Scikit-learn (and other packages) provide tools that can calculate the covariance matrix for any given numeric dataset, but this is unnecessary to do directly using the techniques described in this and the next article. In this article, we look at tools provided by a popular package for outlier detection called PyOD (probably the most complete and well-used tool for outlier detection on tabular data available in Python today). These tools handle the PCA transformations, as well as the outlier detection, for us.
One limitation of PCA is, it is sensitive to outliers. It’s based on minimizing squared distances of the points to the components, so it can be heavily affected by outliers (remote points can have very large squared distances). To address this, robust PCA is often used, where the extreme values in each dimension are removed before performing the transformation. The example below includes this.
Another limitation of PCA (as well as Mahalanobis distances and similar methods), is it can break down if the correlations are in only certain regions of the data, which is frequently true if the data is clustered. Where data is well-clustered, it may be necessary to cluster (or segment) the data first, and then perform PCA on each subset of the data.
Now that we’ve gone over how PCA works and, at a high level, how it can be applied to outlier detection, we can look at the detectors provided by PyOD.

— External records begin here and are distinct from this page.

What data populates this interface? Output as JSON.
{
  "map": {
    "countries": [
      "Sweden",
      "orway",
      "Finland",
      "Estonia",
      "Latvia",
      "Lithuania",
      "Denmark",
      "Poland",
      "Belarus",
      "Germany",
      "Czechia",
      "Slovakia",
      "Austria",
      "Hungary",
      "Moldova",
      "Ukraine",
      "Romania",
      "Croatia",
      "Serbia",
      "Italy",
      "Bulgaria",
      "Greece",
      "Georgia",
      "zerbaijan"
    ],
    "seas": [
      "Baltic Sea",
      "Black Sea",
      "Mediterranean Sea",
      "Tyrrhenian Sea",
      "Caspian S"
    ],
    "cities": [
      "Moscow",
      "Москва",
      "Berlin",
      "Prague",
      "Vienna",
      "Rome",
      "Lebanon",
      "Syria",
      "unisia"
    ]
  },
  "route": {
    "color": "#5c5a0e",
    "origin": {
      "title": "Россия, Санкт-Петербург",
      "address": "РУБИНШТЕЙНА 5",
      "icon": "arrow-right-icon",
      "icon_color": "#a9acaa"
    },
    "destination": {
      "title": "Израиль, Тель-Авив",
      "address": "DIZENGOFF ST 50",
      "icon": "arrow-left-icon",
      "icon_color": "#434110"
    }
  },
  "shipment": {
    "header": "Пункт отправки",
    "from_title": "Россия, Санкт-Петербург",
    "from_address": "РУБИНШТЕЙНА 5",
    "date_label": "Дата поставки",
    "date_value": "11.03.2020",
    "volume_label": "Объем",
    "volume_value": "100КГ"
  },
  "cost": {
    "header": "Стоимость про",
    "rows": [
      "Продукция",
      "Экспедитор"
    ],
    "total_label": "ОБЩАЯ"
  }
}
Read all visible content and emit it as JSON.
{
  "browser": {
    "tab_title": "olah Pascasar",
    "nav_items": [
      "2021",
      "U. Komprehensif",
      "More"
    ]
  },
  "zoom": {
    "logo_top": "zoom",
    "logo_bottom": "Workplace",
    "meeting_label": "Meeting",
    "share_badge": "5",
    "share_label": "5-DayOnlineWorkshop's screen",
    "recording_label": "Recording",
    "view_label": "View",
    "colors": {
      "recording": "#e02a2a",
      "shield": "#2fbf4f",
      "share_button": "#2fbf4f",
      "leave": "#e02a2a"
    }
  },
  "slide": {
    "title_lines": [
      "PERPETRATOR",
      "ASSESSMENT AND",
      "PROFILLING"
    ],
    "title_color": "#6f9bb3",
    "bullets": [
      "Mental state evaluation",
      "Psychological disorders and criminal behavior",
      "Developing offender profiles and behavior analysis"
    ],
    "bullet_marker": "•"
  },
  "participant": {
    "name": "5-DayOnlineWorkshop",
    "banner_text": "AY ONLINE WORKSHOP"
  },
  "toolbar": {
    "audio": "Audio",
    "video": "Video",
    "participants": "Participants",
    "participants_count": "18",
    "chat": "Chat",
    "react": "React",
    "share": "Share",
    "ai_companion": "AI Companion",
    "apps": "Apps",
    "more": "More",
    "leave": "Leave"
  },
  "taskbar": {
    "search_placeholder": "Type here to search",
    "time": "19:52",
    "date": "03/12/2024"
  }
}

PyOD actually provides three classes based on PCA: PyODKernelPCA, PCA, and KPCA. We’ll look at each of these.
PyODKernelPCA
PyOD provides a class called PyODKernelPCA, which is simply a wrapper around scikit-learn’s KernelPCA class. Either may be more convenient in different circumstances. This is not an outlier detector in itself and provides only PCA transformation (and inverse transformation), similar to scikit-learn’s PCA class, which was used in the previous example.
The KernelPCA class, though, is different than the PCA class, in that KernelPCA allows for nonlinear transformations of the data and can better model some more complex relationships. Kernels work similarly in this context as with SVM models: they transform the space (in a very efficient manner) in a way that allows outliers to be separated more easily.
Scikit-learn provides several kernels. These are beyond the scope of this article, but can improve the PCA process where there are complex, nonlinear relationships between the features. If used, outlier detection works, otherwise, the same as with using the PCA class. That is, we can either directly run outlier detection tests on the transformed space, or measure the reconstruction error.
The former method, running tests on the transformed space is quite straightforward and effective. We look at this in more detail in the next article. The latter method, checking for reconstruction error, is a bit more difficult. It’s not unmanageable at all, but the two detectors provided by PyOD we look at next handle the heavy lifting for us.
The PCA detector
PyOD provides two PCA-based outlier detectors: the PCA class and KPCA. The latter, as with PyODKernelPCA, allows kernels to handle more complex data. PyOD recommends using the PCA class where the data contains linear relationships, and KPCA otherwise.
Both classes use the reconstruction error of the data, using the Euclidean distance of points to the hyperplane that’s created using the first k components. The idea, again, is that the first k components capture the main patterns of the data well, and any points not well modeled by these are outliers.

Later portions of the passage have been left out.